Justin Rose: charting the rise of the new World No.1

Justin Rose becomes World No.1 for the first time in his career, and the fourth Englishman to achieve the feat. 

Sam Mellor's picture
Tue, 11 Sep 2018
Justin Rose: charting the rise of the new World No.1

From 21 missed cuts to World No.1... 

It only seems like yesterday that a fresh-faced 17-year-old was bursting - sorry blooming - on the scene by holing his third shot to the final green of the 1998 Open at Royal Birkdale. The shot still gives us goosebumps today.

Fast forward 20 years with a US Open, Olympic gold medal and nine PGA Tour titles to his name, England's Justin Rose has reached the promised land and fulfilled a childhood dream by becoming golf's new World No.1...


It's boyhood dream stuff, something I am incredibly proud of. It's been a good stretch of golf. I've played solidly over the past year. I'm delighted to get to the top.


Those in the know always knew the South African-born Englishman was destined for great things, even when he was failing to take home a pay cheque for 21 consecutive tournaments since turning pro straight after the 1998 Open. 

Rose found himself in the darkest of places on the European Tour, but knew there was light at the end of the tunnel. That came when making his first professional cut a year later at the 1999 Compaq European Open at Slaley Hall.

As tournaments came and performances improved, Rose gained in confidence by the month and landed his maiden European Tour title at the 2002 Dunhill Championship before going on to take the British Masters later that summer. 

Rose then faced a life-changing setback when losing his father Ken to cancer, aged 57. Ken was Justin's first ever golf coach and acted as his mentor. 
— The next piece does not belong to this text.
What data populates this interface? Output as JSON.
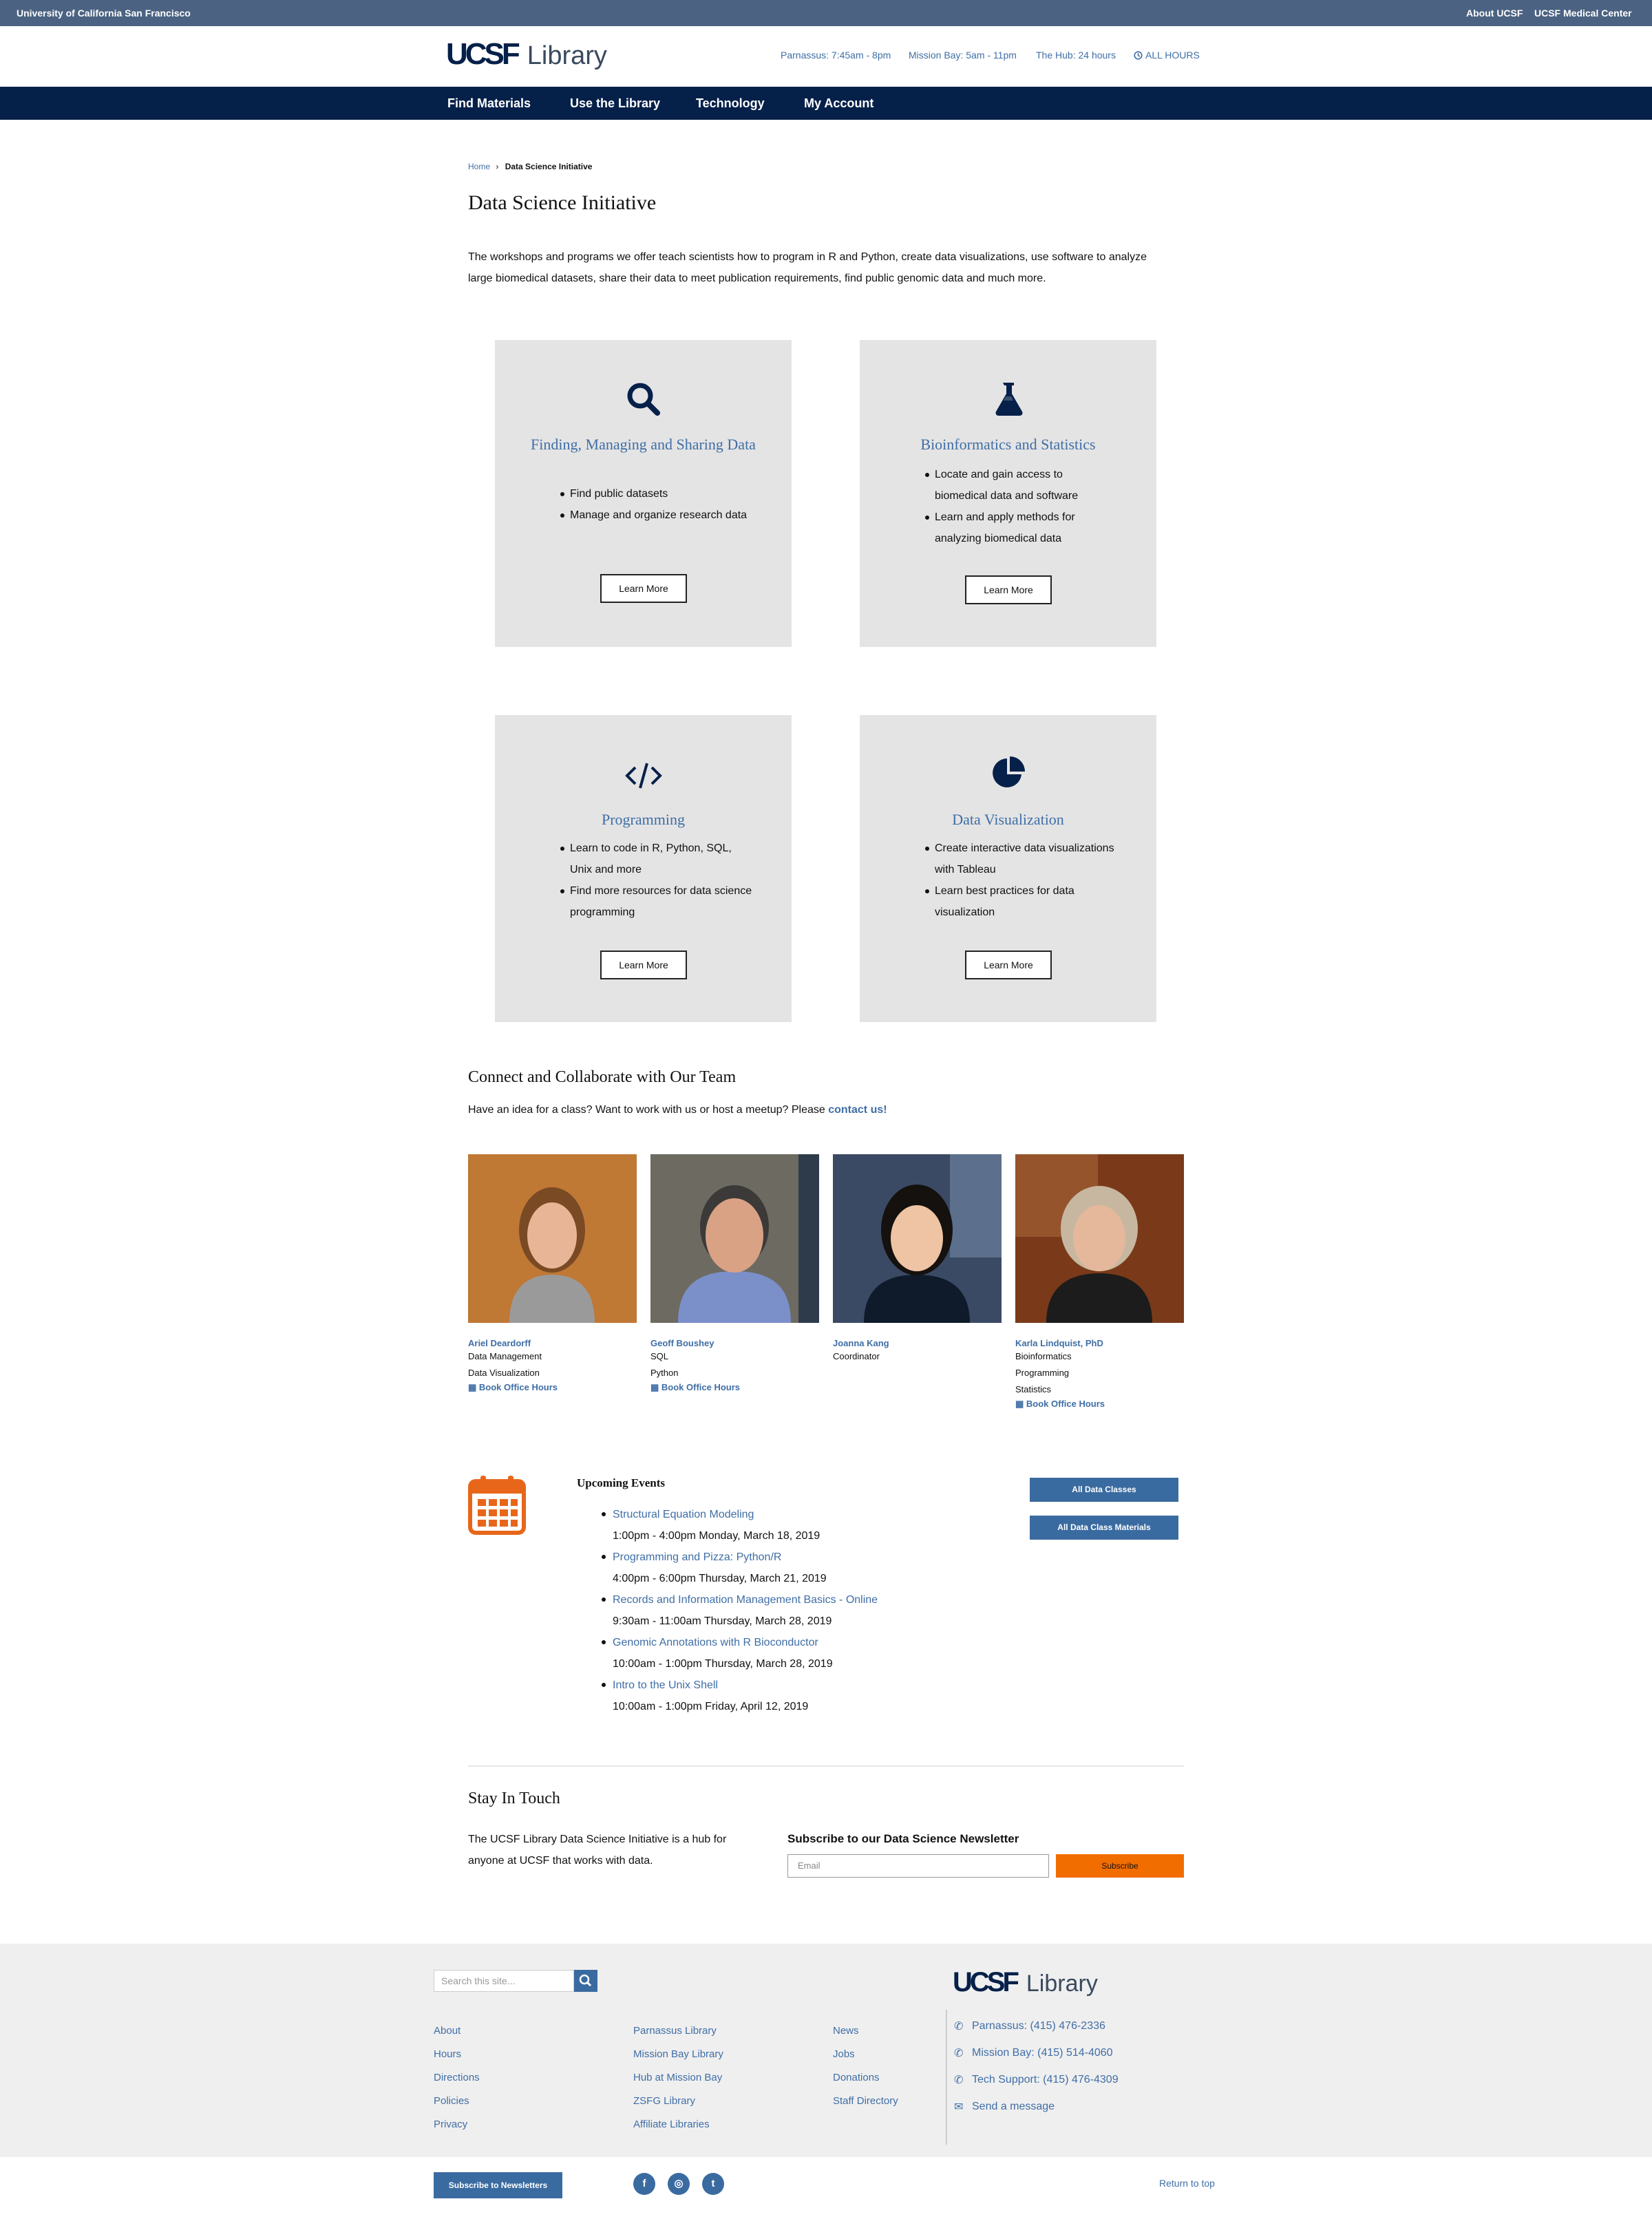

It was a huge loss for Rose, but now an inspiration for him to achieve as much as he possibly can in the game today. 

To Rose's credit, he bounced back quickly and excelled on the major stage with a fifth at the US Open in 2003 and 22nd at The Masters in 2004. 

Rose then added to his tally of European Tour titles in 2006 and 2007, and even notched four top-12 finishes in each of the majors in 2007.

The TaylorMade staffer battled a small dip in form for a couple of years, but then broke his duck on the PGA Tour at Jack Nicklaus' Memorial Tournament in 2010, shortly before winning the AT&T National a month later.

Rose was quickly become a serial winner by 2012 and he landed his greatest victory to date at the 2013 US Open, when holding off Jason Day and Phil Mickelson at Merion. 

And who could forget Rose's memorable Olympic Golf victory when holding off Henrik Stenson and Matt Kuchar to land the gold medal in Rio. 

Rose is now considered one of the best ball strikers in the world, but that did not happen without hard work and dedication to his golf game, regularly obssessing over his shot data with swing coach Sean Foley - former coach to Tiger Woods. 

Foley is typically seen using TrackMan with Rose during practice sessions as they look to hone his skills and keep on top of his statistical trends throughout the season. Foley’s philosophy, rooted in analytics, is at odds with conventional wisdom. 

While proven off the tee, on the fairway and around the greens, Rose's putting has typically proven his major sticking point.

However, a recent switch to a claw grip has seemingly steadied the ship on the greens - Rose was ranked 127th in strokes gained-putting in 2017 and he now sits at 11th. 

As a result of a steadier hand on the greens, Rose has picked up 10 top-10 finishes in 2018, including four victories around the world since the WGC-HSBC Champions at the end of 2017. 

Despite agonisingly losing out to Keegan Bradley at the BMW Championship on Monday, Rose's consolation prize was a trip to summit of world golf. 

It may prove a brief stay given the bunched nature of the Official World Golf Rankings with Dustin Johnson and Justin Thomas tucked closely in behind, but Rose will not care one bit. He's done it, and he joins Sir Nick Faldo, Lee Westwood and Luke Donald as the fourth Englishman to do so. 

It may have been somewhat of a worn out phrase over the past two decades, but Justin Rose has now well and truly bloomed. Congratulations Rosey!